Biographie

• Caracas  • New York  • Hollywood • Valencia • Münster

Juan Carlos Sabater wurde am 2. April 1958 in Venezuela geboren. Als fünfter von insgesamt sieben Kindern wächst er ganz normal in der venezolanischen Mittelschicht der Hauptstadt Caracas auf. Die Familie gilt als sehr musikalisch und von klein auf an gehören Piano, Gitarre und „Cuatro“ zum Alltag. Miteinander lernen sie per Gehör das Musizieren mit verschiedenen Instrumenten. Seine erste Gitarre erhält Juan mit 12. Er erlernt zunächst das Schlagzeug, aber aufgrund der Situation in der Band greift er später wieder zur Gitarre.

Mit 17 Jahren erlebt Juan Carlos sein erstes großes Abenteuer, er geht zum Austausch nach San Diego / Kalifornien in die USA. Nach seiner Rückkehr fängt er an das Studium am Konservatorium „Juan José Landaleta“ im Fach Gitarre an, arbeitet als Toningenieur im Tonstudio und bereitet seine Musikkarriere vor.

Ein paar Jahre später geht Juan Carlos nach New York, wo er Toningenieurwesen studiert. Nach seiner Rückkehr gründet er die Band „FUGA“ unter dem Label SONOGRAFICA und hat damit ein riesen Erfolg. Sie touren durch das ganze Land und bringen die Vinyl-Platte „FUGA“ 1984 auf den Markt.  Das erste in Venezuela ausgestrahlte Musikvideo ist die Single „Cuyagua“ aus dieser Platte.

Nach einigen Jahren verkauft er alles und gibt seinen Job auf, um in die USA zu gehen und am „Musicians Institute „Guitar Institute of Technology“ (GIT) in Hollywood / Los Angeles zu studieren. Juan Carlos kehr nach zwei Jahren mit absolviertem Studium als „Outstanding Student oft he Year with Honors“ zurück.

Zusammen mit einem alten Freund, Carlos Spósito, nahmen sie das Studioprojekt „15 y Último“ auf und bringen eine LP „15 y Último“ 1989 heraus. Danach arbeitet er als Solo-Künstler und gründet „Juan Carlos Sabater & Band“ mit denen er sich einen Namen macht.

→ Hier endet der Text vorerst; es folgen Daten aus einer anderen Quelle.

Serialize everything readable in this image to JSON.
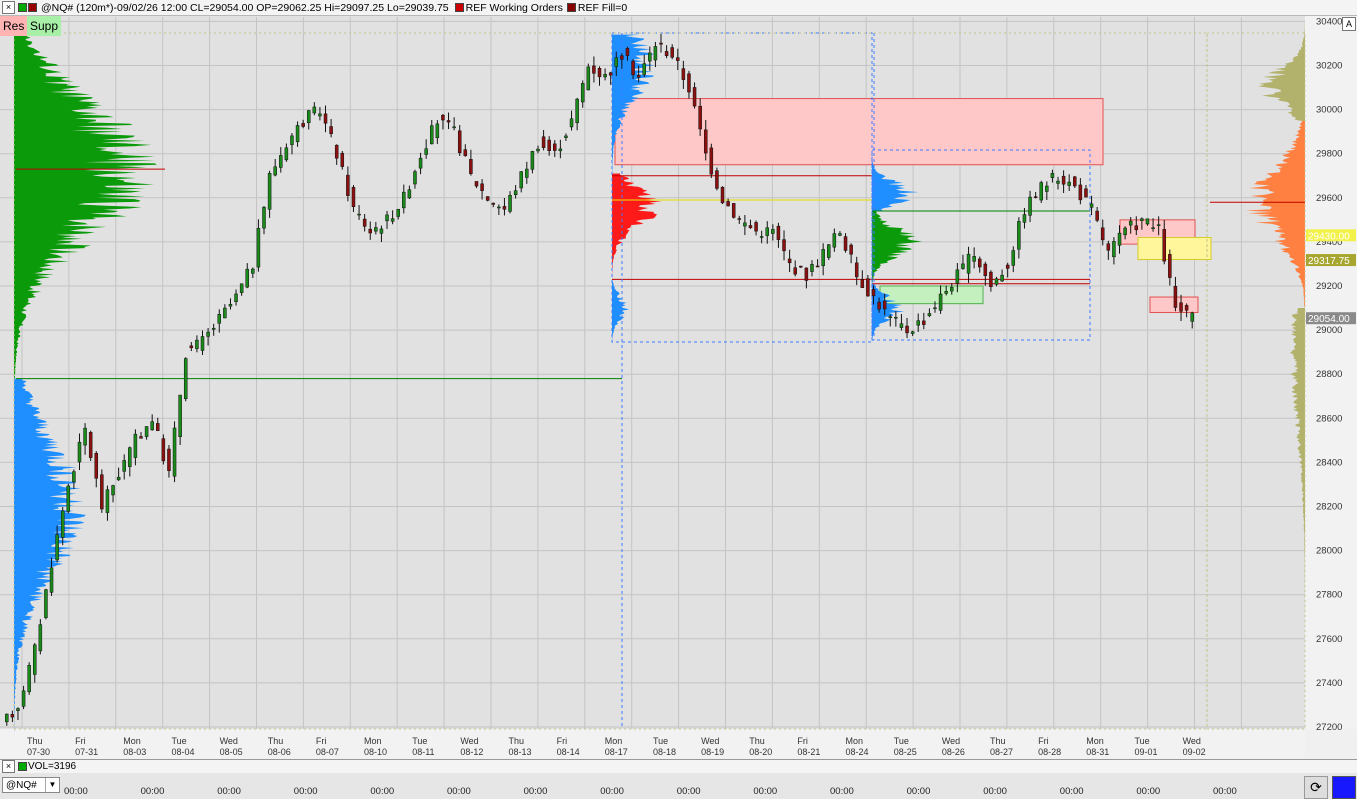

1993 ist es dann soweit, Juan Carlos Sabater & Band bringen die erste CD „ Mensaje de un Sueño“ heraus, die dem ersten Sohn Jonathan gewidmet wird. Sein Bekanntheitsgrad verschafft Juan Carlos Sabater 1996 dann den nächsten großen Meilenstein. Er soll mit seiner Band der jungen durchstartenden Shakira bei den Fernsehsendungen von „Sabado Sensacional“ unter die Arme greifen. Es kommt zu einer guten Zusammenarbeit beiderseits. 1997, zusammen mit der Geburt seines zweiten Sohnes, erscheint die nächste CD „Una Vez Mas“.

Venezuelas politische Situation verschlimmert sich in den nächsten Jahren drastisch und es kommt zu einer sozialistischen Revolution. Die neuen Reformen erschweren das Leben und die Sicherheit. Ein Bürgerkrieg droht auszubrechen.

Kurze Zeit später wird Juan Carlos überfallen, Auto und die geliebte Gitarre, die er sich als „ best Student oft he Year“ verdient hatte, waren weg. Als die Situation nicht mehr schlimmer werden konnte, flüchtet Juan Carlos Sabater mit seiner deutschstämmigen Frau und den Kindern nach Deutschland. Die ersten Jahre sind für Juan Carlos schwer. Bald fängt er aber an bei Musik Produktiv Gitarren zu verkaufen. Zusätzlich setzt er sich auf dem schwierigen Markt der Musik durch, gründet erste Bands und knüpft Kontakte.

2013 gründet er erneut die Juan Carlos Sabater & Band, die musikalisch nun mehr einen Latin, Bossa Nova, und Reggaelastigen Pop verspricht und mit spanischen Texten für eine neue sehr interessante Kombination sorgt.

Heutzutage widmet sich Juan Carlos Sabater seiner Musik und gibt Gitarrenunterricht an der Musikschule in Dülmen und Haltern am See. Auch privat gibt Juan Carlos mit seinen „Masterclasses“ Schülern und Studenten die Magie der Gitarre weiter. Die nächste CD ist im hauseigenen Studio und Plattenlabel „JSRecords“ seiner Söhne in Planung.